Rencontrer Aurélie

Jack Keguenne,

1.

Depuis hier, les jours raccourcissent.

2.

Depuis longtemps, les nuages s’accumulent.

3.

Déjà une semaine que j’empile, sans les ouvrir, les journaux sur ma table. J’ai l’information principale aux coups de klaxon et à la couleur du drapeau déployé dans les rues.

Je me verrais bien en supporter du monde.

4.

Est-ce que cette mouche va s’inquiéter du fait que j’ai encombré ma chambre d’une nouvelle caisse ? Ou bloqué l’étagère avec plusieurs nouveaux livres ?

Que sait-elle de l’espace ou, pour le dire autrement, des affaires étrangères ?

5.

Je pensais finir un manuscrit pour cet été. Reparlons-en à l’automne, voulez-vous ? Et ne me dites pas que le temps passe trop vite, ni que j’écris lentement.

(Trouver un équilibre, faire comme le chat qui, sans posséder de montre, vient manger à heures fixes.)

6.

Garder la trajectoire de la mouche.

Tant que la Terre tourne rond, les urgences et les importances ne changeront que certains instants – ou quelques-unes de journaux quotidiens.

7.

Il va falloir que je prenne un train, que je fasse la file devant le guichet – aux heures d’ouverture – puis que je reprenne un autre train. Tout ça pour disposer d’un document que n’importe quel fonctionnaire afficherait en deux coups de clavier, mais je dois me trouver à même de confirmer mon existence.

8.

En matière de galaxie, j’ai le regard d’un amateur de loterie : toutes les boules tournent, mais mon intérêt ne se porte que sur celles qui sortent.

On coche de même les bulletins de paris et ceux de démocratie.

9.

Étrange question que celle de savoir où va le monde.

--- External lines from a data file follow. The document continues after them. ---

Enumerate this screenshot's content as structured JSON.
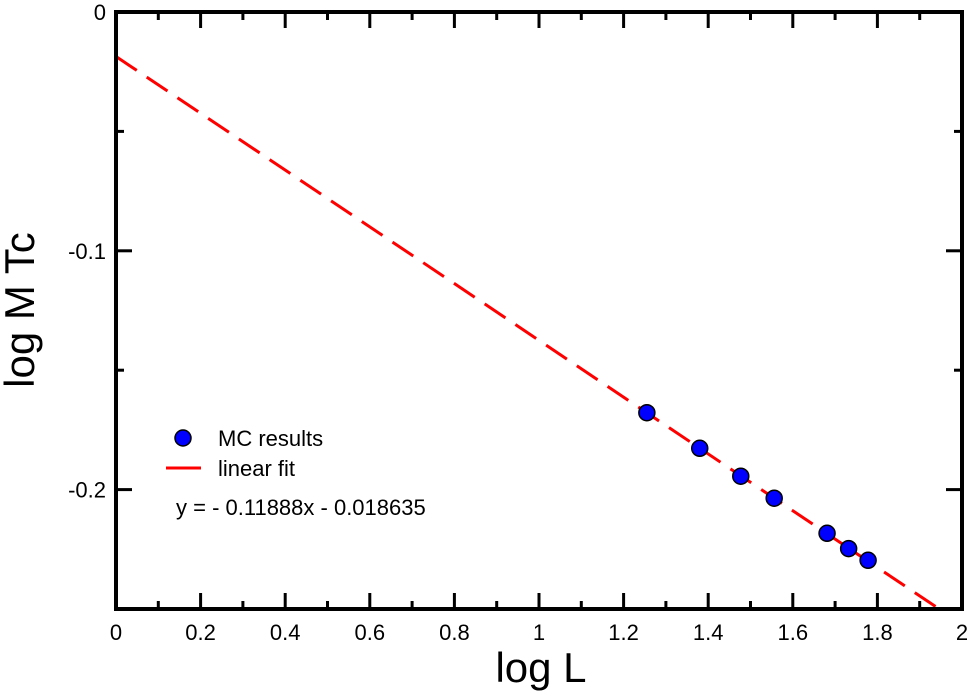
{
  "chart_data": {
    "type": "scatter",
    "xlabel": "log L",
    "ylabel": "log M Tc",
    "xlim": [
      0,
      2
    ],
    "ylim": [
      -0.25,
      0
    ],
    "x_major_ticks": [
      0,
      0.2,
      0.4,
      0.6,
      0.8,
      1,
      1.2,
      1.4,
      1.6,
      1.8,
      2
    ],
    "x_tick_labels": [
      "0",
      "0.2",
      "0.4",
      "0.6",
      "0.8",
      "1",
      "1.2",
      "1.4",
      "1.6",
      "1.8",
      "2"
    ],
    "y_major_ticks": [
      0,
      -0.1,
      -0.2
    ],
    "y_tick_labels": [
      "0",
      "-0.1",
      "-0.2"
    ],
    "x_minor_step": 0.1,
    "y_minor_step": 0.05,
    "series": [
      {
        "name": "MC results",
        "kind": "points",
        "color": "#0000ff",
        "x": [
          1.255,
          1.38,
          1.477,
          1.556,
          1.681,
          1.732,
          1.778
        ],
        "y": [
          -0.1678,
          -0.1827,
          -0.1944,
          -0.2036,
          -0.2183,
          -0.2247,
          -0.2296
        ]
      },
      {
        "name": "linear fit",
        "kind": "dashed-line",
        "color": "#ff0000",
        "slope": -0.11888,
        "intercept": -0.018635
      }
    ],
    "legend": {
      "position": "lower-left",
      "items": [
        "MC results",
        "linear fit"
      ],
      "equation": "y = - 0.11888x - 0.018635"
    }
  }
}
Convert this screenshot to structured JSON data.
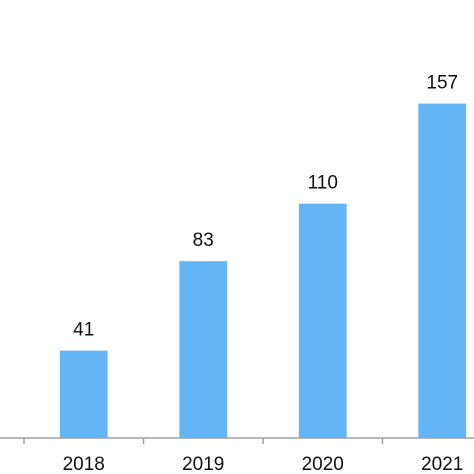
{
  "chart_data": {
    "type": "bar",
    "categories": [
      "2018",
      "2019",
      "2020",
      "2021"
    ],
    "values": [
      41,
      83,
      110,
      157
    ],
    "color": "#64b5f6",
    "ylim": [
      0,
      200
    ]
  }
}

Moi-même, je ne sais pas très bien où j’en suis, sinon assis sur ma chaise – certes, à roulettes, mais j’ai veillé à ce que le plancher soit stable.

10.

Au fond, qu’est-ce que c’est le monde ?

Peut-être faudrait-il aussi se demander : à qui appartient l’horizon ?

Et savoir gré au soleil de continuer à manifester – je veux dire à agiter la lumière.

11.

Dans mon enfance, on me disait que dieu pouvait être une femme, et nègre. Aujourd’hui, la question ne se pose plus que pour le président des États-Unis.

12.

Devant Moïse, la mer s’est ouverte, au hasard des jours.

Moi, j’évite la rue Neuve le samedi après-midi.

13.

En ce moment, j’ignore totalement où se trouve la femme que j’aime.

14.

Si le roi du Bhoutan abdique, j’organiserai une grève de la solitude.

15.

Quand même, je sais que je peux prendre un avion bientôt, passer un océan et arriver sur un autre continent. Mais, en plusieurs semaines, je n’ai pas trouvé l’occasion de voir mon vieil ami dans le quartier d’à côté.

16.

Demain m’inquiète moins que le bilan qu’il s’agit de tirer d’aujourd’hui.

17.

On me parle d’embouteillages permanents, d’impossibilités de se garer et d’augmentation du prix du carburant. Depuis longtemps, j’hésite à acquérir une voiture, mais j’en reste au problème du choix d’une couleur.

18.

Vu sur un mur nu ce graffiti : « Nous ne craignons pas le pouvoir et sa pol ».

Reparti, non pas tant avec l’idée de compléter la phrase qu’avec celle qu’on peut encore ajouter des choses au monde. Ou qu’y participer n’est pas sans risque, mais qu’en descendre demeure improbable.

19.

Je vais bientôt rencontrer Aurélie – quinze ans ! Je m’en réjouis, mais il faudra lui donner la confiance et les armes. Et, sans doute, aussi écouter ses doléances. À chaque âge son histoire et ses difficultés, ses réponses bégayées.

On n’arrête pas d’apprendre à inventer l’amour et à s’interroger sur le sort de nos poubelles.